We’re pleased with the progress. It's gaining traction for us.
Our rare disease clinical liasons are in the field meeting with KOLs and centers of excellence that have a number of patients that are very interested in joining the expanded access program that had either LEMS or CMS. So I would say to one finding so far as we are surprised at a little bit, this split if you will between CMS and LEMS patients look like CMS is looking like perhaps a larger indication than we thought potentially.
Charles Duncan
Okay, so it sounds like more CMS than LEMS patients?
Steven R. Miller
No, but it is certainly closer than we thought.
Charles Duncan
And the awareness is pretty decent of the program and of the indications?
Patrick J. McEnany
Well like I said its gaining traction. We’re advertising in Muscle & Nerve Publication to neuromuscular specialist who are advertising in Quest which is the NDAs in-house publication that goes out to about 60,000 patients of our program.

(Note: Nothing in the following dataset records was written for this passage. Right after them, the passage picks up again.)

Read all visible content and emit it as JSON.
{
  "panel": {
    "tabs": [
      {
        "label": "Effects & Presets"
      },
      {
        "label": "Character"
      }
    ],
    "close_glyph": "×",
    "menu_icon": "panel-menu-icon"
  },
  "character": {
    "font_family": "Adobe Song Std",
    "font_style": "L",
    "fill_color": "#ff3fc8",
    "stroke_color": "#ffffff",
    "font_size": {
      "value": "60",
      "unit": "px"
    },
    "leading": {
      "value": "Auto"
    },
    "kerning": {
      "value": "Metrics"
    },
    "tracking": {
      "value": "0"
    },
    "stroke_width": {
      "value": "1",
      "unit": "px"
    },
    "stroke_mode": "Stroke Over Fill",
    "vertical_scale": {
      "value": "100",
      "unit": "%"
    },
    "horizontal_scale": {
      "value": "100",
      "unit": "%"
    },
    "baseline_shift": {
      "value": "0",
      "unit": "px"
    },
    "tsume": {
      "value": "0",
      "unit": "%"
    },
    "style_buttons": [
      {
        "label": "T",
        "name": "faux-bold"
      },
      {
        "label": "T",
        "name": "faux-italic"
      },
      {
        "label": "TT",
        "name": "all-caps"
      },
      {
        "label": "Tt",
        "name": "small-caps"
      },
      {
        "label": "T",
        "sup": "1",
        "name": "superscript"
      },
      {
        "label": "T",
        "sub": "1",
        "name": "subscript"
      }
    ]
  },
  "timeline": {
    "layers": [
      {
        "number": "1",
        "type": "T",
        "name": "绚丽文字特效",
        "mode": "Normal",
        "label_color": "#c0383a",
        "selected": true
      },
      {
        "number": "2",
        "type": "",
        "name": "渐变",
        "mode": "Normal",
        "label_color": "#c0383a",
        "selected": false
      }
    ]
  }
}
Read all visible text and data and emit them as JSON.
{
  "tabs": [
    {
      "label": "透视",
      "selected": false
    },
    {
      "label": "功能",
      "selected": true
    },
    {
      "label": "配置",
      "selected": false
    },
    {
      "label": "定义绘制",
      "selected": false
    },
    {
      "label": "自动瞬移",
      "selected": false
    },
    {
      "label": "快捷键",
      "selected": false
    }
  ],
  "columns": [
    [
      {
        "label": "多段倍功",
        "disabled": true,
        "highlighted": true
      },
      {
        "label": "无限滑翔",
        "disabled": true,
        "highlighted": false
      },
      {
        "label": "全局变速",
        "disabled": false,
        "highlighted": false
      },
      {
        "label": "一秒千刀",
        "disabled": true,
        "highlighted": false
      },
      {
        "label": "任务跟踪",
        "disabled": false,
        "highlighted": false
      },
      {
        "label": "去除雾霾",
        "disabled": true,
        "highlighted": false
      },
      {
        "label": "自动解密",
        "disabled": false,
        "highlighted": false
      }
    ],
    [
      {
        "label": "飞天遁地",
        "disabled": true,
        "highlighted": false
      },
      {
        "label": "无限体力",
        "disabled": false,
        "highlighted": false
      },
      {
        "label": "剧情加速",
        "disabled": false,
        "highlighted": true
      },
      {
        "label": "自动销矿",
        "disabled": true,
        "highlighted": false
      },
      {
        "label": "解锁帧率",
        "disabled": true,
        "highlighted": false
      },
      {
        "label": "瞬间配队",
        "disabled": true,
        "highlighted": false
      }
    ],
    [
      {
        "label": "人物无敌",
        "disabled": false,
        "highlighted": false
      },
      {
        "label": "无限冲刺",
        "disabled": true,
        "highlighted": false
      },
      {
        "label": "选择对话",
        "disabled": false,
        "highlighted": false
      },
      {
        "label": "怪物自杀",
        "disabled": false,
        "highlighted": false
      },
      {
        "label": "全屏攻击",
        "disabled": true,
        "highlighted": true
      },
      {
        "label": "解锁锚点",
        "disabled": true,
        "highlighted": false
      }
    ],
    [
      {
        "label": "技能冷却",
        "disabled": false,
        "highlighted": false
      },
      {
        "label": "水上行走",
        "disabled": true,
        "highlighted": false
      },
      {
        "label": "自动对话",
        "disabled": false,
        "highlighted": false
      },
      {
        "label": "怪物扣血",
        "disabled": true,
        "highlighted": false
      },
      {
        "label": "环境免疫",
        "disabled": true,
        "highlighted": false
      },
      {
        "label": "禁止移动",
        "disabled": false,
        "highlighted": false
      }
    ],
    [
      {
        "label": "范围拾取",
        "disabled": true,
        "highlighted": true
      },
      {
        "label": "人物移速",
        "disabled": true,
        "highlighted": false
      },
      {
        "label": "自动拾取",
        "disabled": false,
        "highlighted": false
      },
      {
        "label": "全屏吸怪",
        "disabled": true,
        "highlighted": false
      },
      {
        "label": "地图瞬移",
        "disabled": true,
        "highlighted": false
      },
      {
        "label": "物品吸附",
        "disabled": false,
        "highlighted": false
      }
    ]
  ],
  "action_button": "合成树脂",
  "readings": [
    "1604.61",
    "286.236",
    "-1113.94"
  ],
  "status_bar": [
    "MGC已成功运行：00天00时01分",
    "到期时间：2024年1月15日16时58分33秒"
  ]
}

So we are pleased with the response that we are getting and again its gaining traction.
Charles Duncan
Okay and quick question for Ali and then I’ll hop back in the queue with the $67 million that you say will last through 2016 including the pre-launch [ph] I am assuming that includes a bill of inventory for Firdapse commercial inventory but does it also come back to the pipeline include fully funding Tourette Syndrome Phase 2?
Patrick J. McEnany
That depends on the size, the magnitude of the study that we do Charles. I would say to you I think that we have the room within our budget to go to a Phase 2 study, again depending on where we do it and the size of that study.
So, it is not like we will need a partner to take this to the next step. We will have the funds available.
Charles Duncan
Okay, sounds good. Thanks for the added color and looking forward to in the second half of the year.
Patrick J. McEnany
Thanks Charles.
Operator
[Operator Instructions]. Mr.
McEnany, there are no further questions at this time.
Patrick J. McEnany
Okay operator, thank you very much. Thanks for your participation today everybody.
Operator
The call has now ended. Thank you for your attendance, you may now disconnect.